I quit my job today
When I made this account a week ago, this is not what I planned my first post to be about. I had grand humble designs on writing about some other topics I have in my head, but this is all of a sudden much more relevant, or at least immediate.
Until today, I worked at company that manufactured electronics. I liked the job when I started, I liked and still like the people I worked with. I will miss some of them. But for my physical and mental health, I had to leave.
Over the past month or two, my discontent with my job slowly grew. I felt that my department was under-supported. We were asked to do too much - with the resources and manpower we had - to meet often unrealistic delivery date targets set by a sales team on another continent. Sometimes we had to redo work that we had done because the instructions we were given were either incomplete or incorrect. Other times it was because parts that were manufactured by a different department failed.
Overall, this doesn’t seem so bad. But when you tie it into an ERP system that tracks hours worked on a task vs. expected hours, and then we are told that we aren’t efficient or productive enough (even though overages were often something beyond our control), I all of a sudden started feeling guilty for not living up to expectations, even though I was working my hardest and best.
On top of this, the job was more physically demanding that I had expected. I spent more time standing that I would have liked, and was often expected to move/lift objects up to 40 lbs by myself, and up to 60 lbs with help. Both of these aggravated existing physical injuries (knee, back and ankle), and I would often come home from work and have to apply heat or ice to one or more of these areas. We were told “safety first”, and while I felt this to be true in terms of keeping us safe from dangers such as large machinery or loud noise, I found it to be less true in the general routines of production, when I would often be on my own, unable to easily get help from other employees. Or even when I was with other employees, it was still easier/more efficient to do the lifting ourselves (and we were told that they were tracking our efficiency).
My dislike of my job hit a high last week, when another instance of being given incomplete instructions occurred. We followed the given instructions, only to be told after assembly was completed that assembly was actually the last of 5 steps. And while it was never explicitly stated, it was definitely implied that “we should have known”. I spent most of my weekend wrestling with what to do, because I knew for sure that this job was no longer a good fit for me, mentally, physically and emotionally. And that emotional investment over the weekend meant that I wasn’t getting the rest over the weekend that I need to be able to go back to a week of work.
I arrived at work yesterday morning with the strong inkling that it would probably be my last day. I got to work to find out what the correct instructions were for the items in question (which meant, yes, undo a bunch of work, and do some work that totally wasn’t in my job description, but I happen to have the skills for). I went through the day, seeing if I could make it through, and realized by the end of my shift that I was done. At the end of my day, I quietly cleaned out my locker and grabbed a few other belongings I had brought to work.

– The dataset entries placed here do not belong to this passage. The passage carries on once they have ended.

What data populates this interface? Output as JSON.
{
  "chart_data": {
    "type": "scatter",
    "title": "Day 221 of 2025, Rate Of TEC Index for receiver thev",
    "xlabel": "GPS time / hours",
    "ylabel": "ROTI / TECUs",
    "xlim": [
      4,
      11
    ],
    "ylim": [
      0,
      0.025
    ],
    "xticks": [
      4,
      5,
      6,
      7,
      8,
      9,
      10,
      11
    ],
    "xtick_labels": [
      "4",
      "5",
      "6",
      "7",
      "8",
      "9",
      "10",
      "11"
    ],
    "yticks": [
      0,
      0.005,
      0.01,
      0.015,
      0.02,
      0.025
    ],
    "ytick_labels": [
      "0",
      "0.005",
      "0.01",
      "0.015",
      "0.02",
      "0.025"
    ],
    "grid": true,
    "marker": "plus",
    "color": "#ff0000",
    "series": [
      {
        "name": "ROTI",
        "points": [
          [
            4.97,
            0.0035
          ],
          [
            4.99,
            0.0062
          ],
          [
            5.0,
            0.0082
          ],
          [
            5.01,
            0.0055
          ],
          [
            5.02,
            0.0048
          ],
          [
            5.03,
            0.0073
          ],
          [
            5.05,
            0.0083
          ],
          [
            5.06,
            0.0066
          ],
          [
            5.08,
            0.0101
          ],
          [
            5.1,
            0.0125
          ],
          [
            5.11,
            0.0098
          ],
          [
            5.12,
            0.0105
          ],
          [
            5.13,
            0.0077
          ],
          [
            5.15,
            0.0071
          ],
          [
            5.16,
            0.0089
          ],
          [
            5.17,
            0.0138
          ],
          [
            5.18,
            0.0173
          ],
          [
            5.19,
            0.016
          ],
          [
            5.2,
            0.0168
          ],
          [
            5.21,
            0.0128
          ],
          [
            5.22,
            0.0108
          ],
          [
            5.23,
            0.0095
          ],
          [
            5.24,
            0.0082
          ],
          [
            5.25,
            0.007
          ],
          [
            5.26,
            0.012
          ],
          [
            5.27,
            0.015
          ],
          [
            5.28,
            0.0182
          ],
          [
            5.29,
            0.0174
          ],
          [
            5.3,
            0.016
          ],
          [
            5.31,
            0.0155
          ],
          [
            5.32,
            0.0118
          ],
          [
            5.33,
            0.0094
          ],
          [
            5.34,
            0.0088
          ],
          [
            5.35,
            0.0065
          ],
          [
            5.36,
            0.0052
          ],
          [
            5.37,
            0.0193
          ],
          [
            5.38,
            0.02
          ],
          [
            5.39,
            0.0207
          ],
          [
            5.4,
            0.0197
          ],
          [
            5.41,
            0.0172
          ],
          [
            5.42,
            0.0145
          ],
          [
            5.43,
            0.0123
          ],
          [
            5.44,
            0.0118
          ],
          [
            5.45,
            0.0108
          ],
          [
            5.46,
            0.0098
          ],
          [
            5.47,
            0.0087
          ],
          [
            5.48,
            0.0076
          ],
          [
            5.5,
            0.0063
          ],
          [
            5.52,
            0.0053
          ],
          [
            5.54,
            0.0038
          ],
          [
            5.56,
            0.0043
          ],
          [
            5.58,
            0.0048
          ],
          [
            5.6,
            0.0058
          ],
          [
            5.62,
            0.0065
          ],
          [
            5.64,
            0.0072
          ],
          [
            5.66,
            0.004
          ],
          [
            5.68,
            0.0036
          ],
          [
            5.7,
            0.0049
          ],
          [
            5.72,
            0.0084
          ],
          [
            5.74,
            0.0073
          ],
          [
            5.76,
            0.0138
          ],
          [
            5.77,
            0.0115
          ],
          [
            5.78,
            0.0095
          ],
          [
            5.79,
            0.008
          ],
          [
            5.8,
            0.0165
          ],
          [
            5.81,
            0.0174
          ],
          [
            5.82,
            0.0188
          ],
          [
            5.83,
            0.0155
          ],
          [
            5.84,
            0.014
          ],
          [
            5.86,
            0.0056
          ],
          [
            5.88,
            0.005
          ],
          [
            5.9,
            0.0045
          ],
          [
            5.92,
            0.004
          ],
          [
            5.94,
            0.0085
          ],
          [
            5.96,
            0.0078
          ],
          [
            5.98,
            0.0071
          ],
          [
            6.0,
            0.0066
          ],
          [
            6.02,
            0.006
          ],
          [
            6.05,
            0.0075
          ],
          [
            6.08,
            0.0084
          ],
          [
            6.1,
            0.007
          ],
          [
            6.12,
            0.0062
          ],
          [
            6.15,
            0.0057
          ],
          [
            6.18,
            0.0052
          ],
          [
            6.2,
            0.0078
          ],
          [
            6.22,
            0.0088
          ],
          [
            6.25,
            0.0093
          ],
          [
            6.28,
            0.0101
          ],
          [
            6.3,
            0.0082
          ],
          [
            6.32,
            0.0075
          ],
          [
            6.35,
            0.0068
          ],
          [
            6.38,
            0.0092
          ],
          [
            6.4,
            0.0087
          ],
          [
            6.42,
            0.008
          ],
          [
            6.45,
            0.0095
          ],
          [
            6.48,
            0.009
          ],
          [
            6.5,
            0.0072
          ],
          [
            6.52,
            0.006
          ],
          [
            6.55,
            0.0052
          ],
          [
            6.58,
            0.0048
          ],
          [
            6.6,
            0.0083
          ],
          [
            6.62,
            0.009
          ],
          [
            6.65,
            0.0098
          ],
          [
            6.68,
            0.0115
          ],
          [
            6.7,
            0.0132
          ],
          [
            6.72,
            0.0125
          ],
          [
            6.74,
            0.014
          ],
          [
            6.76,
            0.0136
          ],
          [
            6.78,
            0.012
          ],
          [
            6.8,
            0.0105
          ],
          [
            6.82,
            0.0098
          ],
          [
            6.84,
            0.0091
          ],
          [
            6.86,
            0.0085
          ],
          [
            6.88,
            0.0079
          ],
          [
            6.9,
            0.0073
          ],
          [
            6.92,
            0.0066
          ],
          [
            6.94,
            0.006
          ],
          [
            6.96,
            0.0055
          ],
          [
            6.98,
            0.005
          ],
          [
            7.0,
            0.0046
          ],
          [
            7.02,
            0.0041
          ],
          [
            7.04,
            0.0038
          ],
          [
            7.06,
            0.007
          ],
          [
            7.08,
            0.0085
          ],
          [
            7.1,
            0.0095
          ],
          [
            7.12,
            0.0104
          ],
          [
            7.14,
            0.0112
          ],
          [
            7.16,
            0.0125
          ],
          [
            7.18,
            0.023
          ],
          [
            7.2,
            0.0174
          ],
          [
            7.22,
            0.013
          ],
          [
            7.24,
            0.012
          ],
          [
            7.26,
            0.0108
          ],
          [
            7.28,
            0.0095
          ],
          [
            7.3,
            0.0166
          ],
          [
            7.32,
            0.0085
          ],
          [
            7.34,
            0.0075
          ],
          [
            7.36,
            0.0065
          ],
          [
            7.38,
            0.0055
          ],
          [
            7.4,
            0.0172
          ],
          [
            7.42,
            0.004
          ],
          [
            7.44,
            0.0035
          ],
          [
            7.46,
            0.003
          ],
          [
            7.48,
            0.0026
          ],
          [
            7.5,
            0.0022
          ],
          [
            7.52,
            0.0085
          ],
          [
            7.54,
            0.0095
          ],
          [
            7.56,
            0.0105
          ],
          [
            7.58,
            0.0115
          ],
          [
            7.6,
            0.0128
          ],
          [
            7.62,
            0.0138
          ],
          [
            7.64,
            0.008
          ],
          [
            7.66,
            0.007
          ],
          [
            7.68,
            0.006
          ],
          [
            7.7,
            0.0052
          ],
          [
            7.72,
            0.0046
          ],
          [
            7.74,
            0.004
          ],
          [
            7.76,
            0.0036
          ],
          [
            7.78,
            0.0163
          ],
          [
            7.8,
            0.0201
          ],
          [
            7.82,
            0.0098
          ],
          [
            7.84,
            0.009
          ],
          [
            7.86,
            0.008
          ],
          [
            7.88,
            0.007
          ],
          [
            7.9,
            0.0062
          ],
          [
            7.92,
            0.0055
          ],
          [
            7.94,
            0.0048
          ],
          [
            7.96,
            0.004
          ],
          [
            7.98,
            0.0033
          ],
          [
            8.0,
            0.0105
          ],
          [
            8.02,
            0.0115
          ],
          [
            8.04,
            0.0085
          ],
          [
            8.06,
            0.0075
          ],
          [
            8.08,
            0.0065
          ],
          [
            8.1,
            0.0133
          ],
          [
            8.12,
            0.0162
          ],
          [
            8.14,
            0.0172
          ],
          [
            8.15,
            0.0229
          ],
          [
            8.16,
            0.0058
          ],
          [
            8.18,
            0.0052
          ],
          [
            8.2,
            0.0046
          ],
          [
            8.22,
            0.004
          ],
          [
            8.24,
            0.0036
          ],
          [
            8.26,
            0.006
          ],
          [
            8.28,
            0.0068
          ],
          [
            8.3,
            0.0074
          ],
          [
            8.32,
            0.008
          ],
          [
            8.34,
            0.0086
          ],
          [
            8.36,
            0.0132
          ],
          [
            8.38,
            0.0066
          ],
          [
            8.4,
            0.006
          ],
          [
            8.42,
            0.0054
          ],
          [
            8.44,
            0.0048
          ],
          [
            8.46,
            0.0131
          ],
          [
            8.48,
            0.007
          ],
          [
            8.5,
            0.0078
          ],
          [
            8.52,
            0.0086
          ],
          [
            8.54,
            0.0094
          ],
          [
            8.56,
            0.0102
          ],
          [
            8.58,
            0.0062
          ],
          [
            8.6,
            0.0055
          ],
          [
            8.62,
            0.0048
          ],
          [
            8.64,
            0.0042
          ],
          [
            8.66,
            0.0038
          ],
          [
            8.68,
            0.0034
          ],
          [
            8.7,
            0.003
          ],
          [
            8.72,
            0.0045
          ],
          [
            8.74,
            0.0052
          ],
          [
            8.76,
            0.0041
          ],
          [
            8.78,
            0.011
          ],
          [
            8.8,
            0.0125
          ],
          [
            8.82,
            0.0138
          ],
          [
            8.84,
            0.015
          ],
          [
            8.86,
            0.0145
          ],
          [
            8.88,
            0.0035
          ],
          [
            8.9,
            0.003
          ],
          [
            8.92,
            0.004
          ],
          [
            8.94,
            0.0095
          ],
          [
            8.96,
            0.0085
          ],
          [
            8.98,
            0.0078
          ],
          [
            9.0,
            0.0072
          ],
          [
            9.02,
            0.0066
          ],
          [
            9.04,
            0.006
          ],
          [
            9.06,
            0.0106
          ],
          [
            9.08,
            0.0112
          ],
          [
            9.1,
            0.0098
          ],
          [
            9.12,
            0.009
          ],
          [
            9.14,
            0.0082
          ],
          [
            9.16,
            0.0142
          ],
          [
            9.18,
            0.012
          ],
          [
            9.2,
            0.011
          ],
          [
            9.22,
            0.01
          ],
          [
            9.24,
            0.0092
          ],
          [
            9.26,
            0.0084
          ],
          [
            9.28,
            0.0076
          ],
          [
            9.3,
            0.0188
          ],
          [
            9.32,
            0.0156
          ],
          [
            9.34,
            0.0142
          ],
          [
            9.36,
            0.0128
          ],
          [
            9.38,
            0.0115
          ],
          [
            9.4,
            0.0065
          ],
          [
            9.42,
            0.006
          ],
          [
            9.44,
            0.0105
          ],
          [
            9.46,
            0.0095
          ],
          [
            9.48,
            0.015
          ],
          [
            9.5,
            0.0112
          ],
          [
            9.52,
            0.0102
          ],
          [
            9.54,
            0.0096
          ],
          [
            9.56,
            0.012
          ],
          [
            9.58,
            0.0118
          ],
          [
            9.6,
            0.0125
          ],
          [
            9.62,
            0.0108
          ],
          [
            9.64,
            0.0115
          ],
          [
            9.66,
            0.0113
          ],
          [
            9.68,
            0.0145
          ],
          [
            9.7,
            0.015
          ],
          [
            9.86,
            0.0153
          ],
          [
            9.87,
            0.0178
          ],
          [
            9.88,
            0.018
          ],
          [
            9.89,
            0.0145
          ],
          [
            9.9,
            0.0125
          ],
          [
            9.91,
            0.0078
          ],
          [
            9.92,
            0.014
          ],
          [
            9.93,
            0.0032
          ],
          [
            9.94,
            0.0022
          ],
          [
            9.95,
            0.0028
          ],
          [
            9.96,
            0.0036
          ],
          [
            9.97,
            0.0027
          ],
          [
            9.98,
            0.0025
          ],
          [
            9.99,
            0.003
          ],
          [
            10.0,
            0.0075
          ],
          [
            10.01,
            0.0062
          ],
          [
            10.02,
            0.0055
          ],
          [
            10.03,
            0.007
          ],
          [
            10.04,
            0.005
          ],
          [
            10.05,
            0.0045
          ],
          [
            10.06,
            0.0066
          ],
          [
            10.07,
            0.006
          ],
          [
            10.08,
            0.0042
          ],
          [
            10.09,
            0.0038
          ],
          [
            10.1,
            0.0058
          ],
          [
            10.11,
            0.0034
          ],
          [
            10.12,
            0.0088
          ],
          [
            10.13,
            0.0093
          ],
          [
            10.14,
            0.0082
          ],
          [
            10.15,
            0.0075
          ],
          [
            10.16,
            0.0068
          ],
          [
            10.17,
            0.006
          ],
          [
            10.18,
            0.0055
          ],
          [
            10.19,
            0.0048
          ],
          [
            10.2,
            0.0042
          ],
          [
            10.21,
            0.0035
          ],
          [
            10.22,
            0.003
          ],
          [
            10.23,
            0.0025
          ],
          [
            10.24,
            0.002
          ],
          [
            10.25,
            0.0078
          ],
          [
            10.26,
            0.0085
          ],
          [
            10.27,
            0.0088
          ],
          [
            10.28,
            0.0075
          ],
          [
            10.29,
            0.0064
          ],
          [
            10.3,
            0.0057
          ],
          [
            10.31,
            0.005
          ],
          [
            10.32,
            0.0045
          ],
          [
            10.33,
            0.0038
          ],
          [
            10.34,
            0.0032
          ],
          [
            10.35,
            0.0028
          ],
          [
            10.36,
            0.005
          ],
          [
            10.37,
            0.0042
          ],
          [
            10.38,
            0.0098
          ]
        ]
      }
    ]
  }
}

This morning, I called my supervisor and said, “I won’t be in today, or any day in the future. I am resigning, because I am done.” My supervisor suggested I stay on at the company, and could swap departments or to what is called “light work”, saying “I don’t want to lose you, you are my best team member.” While that shows my work habits were noticed, what does that say about how hard I worked compared to the other people on my team?
But I can’t stay. After the phone call, I sent a resignation letter outlining more concretely what I have described above, and why I decided I needed to leave.
I am going to feel bad for a while that I left my immediate coworkers in the lurch. They are in the same boat as I was, having to deal with the issues I have outlined. But I do not feel bad for leaving the company, because I was giving more than I was getting back, and no company is worth the level of exhaustion and shame I felt over the last few weeks and months. And overall, I feel as if a weight has been lifted off my shoulders.
(A note: I am in the position that I could choose to just leave my job. I know a lot of people aren’t in that position, and I wasn’t always here. Do not feel bad for having to stick out jobs you don’t like. Also, I am not saying that the company I worked for was awful. There were a lot of good things about working there, and most of my coworkers were happy. I just wasn’t happy any more, and couldn’t continue to pretend to be so.)